Ancien secrétaire d’Etat aux Affaires sociales et à l’Intégration sous François Mitterrand, Kofi Yamgnane, 74 ans, continue de suivre avec attention la vie politique togolaise. Après avoir été écarté de l’élection présidentielle en 2010 – la Cour constitutionnelle a rejeté sa candidature pour un doute sur sa date de naissance –, il se dit aujourd’hui «en réserve» et attend que les «conditions soient réunies» pour envisager un retour dans son pays natal. Depuis Concarneau, il commente «avec pessimisme», prévient-il, l’élection présidentielle prévue ce week-end.
Quelle crédibilité accorder au scrutin de samedi ?
Aucune. Eyadema Gnassingbé, le père de Faure, avait fait modifier la Constitution un 31 décembre [en 2002, ndlr] à minuit, en plein réveillon, pour faire sauter la limite du nombre de mandats et rester au pouvoir jusqu’à la mort. Puis son fils a pris la suite sans crier gare. Il se vante d’être instruit, diplômé, j’ai cru pendant un moment qu’il allait faire autre chose que son père… Il fait pire, et lui n’a pas l’excuse du manque d’éducation.
Avec la réforme constitutionnelle de l’an dernier, un deuxième tour de scrutin a été introduit. Mais je suis persuadé qu’il n’y aura qu’un seul tour. Faure va être proclamé gagnant avec environ 60% des voix et ce sera terminé. Evidemment, il y aura du bourrage d’urnes et des achats de voix. La nuit du vendredi au samedi, l’argent va couler dans tous les villages, les opposants recevront leur part également, et il n’y aura personne pour contrôler. La Commission électorale nationale indépendante (Céni) est un instrument aux mains du régime : l’opposition a fait une erreur en refusant d’y siéger.

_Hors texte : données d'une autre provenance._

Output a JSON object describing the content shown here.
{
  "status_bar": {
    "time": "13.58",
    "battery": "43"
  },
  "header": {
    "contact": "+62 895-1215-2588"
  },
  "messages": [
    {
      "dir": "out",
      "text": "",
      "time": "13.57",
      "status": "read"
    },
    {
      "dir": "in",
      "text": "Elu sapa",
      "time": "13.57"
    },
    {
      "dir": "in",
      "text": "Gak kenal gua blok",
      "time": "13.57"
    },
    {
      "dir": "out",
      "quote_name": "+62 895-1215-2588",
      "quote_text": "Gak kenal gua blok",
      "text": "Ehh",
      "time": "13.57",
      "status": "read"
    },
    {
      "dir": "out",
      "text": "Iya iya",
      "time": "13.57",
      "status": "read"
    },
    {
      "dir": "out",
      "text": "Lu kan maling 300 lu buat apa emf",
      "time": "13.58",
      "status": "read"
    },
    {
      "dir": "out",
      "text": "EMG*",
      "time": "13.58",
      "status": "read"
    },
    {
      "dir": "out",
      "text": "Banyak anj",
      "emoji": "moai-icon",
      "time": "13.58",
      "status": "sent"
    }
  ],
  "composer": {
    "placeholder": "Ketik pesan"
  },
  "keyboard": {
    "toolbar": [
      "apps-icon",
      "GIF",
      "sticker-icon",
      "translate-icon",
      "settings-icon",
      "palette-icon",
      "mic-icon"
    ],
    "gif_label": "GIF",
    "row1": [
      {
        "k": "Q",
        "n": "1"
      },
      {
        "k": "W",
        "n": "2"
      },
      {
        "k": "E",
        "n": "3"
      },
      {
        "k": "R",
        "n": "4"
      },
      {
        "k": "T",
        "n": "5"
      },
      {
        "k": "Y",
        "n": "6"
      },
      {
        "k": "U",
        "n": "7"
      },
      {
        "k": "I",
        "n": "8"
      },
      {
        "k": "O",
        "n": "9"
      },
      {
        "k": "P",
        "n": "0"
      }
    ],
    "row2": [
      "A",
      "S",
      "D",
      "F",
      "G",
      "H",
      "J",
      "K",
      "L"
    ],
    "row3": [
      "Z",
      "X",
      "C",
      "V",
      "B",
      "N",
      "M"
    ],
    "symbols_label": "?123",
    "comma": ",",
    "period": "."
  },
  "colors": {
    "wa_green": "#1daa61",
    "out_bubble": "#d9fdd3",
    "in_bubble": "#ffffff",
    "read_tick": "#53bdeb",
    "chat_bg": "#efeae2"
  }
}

Elle part une nouvelle fois désunie. Que s’est-il passé ?
Tout le monde comprend aisément qu’avec six candidats d’opposition, ils ne peuvent pas gagner. Cette fois, ils pensent avoir une excuse : il y a deux tours, donc ils se disent que le second tour sera celui de la réunion. Ce genre de raisonnement tient dans des pays démocratiques, pas au Togo. D’abord, il n’y aura pas de second tour. Ensuite, dans le cas hautement improbable où il surviendrait, ils seront incapables de s’aligner, essentiellement pour des raisons d’ego et de méfiance réciproque. Celui arrivé en troisième position dira que c’est Faure qui a placé l’autre devant, et il n’y aura pas de désistement. Le pouvoir le sait très bien.
Le Parti national panafricain (PNP), qui avait fait trembler le gouvernement en 2017, appelle au boycott du scrutin. Est-il en mesure de relancer un mouvement de protestation massif ?
Le pouvoir a désigné le Parti national panafricain non pas comme un adversaire politique mais comme un ennemi. Le régime, essentiellement contrôle par les Kabyés, a décidé que l’ethnie Tem, à laquelle appartient Tikpi Atchadam, le leader du PNP, devait être combattue. A Sokodé, en pays Tem, vous voyez des maisons détruites par les mitrailleuses, beaucoup de villageois ont fui dans les pays voisins. Ceux qui restent craignent la répression.
Par ailleurs, les autres opposants ne s’aligneront jamais derrière Tikpi Atchadam. D’abord car il est un nouveau venu dans le jeu politique, ensuite parce qu’est un homme du Nord. Les partis traditionnels d’opposition dirigés par les Ewé, c’est-à-dire des gens du Sud, n’appelleront jamais à rejoindre un Tem du Nord. Cette division régionale, qui date du temps de la colonisation, a été instrumentalisée par les Gnassingbé.
Les Blancs sont venus par la mer : ils ont «civilisé» en premier les habitants du Sud. A l’indépendance, tous les hauts fonctionnaires étaient du Sud. Il n’y avait pas de cadres formés au Nord. Eyadema [Gnassingbé], en prenant le pouvoir, a renversé la situation. En particulier dans l’armée, où il a placé des gens du Nord, et de sa propre ethnie. Il s’est servi de cette division pour conserver le pouvoir, en jouant sur le sentiment de menace que représenterait ce «Sud revanchard», bien plus peuplé que le Nord.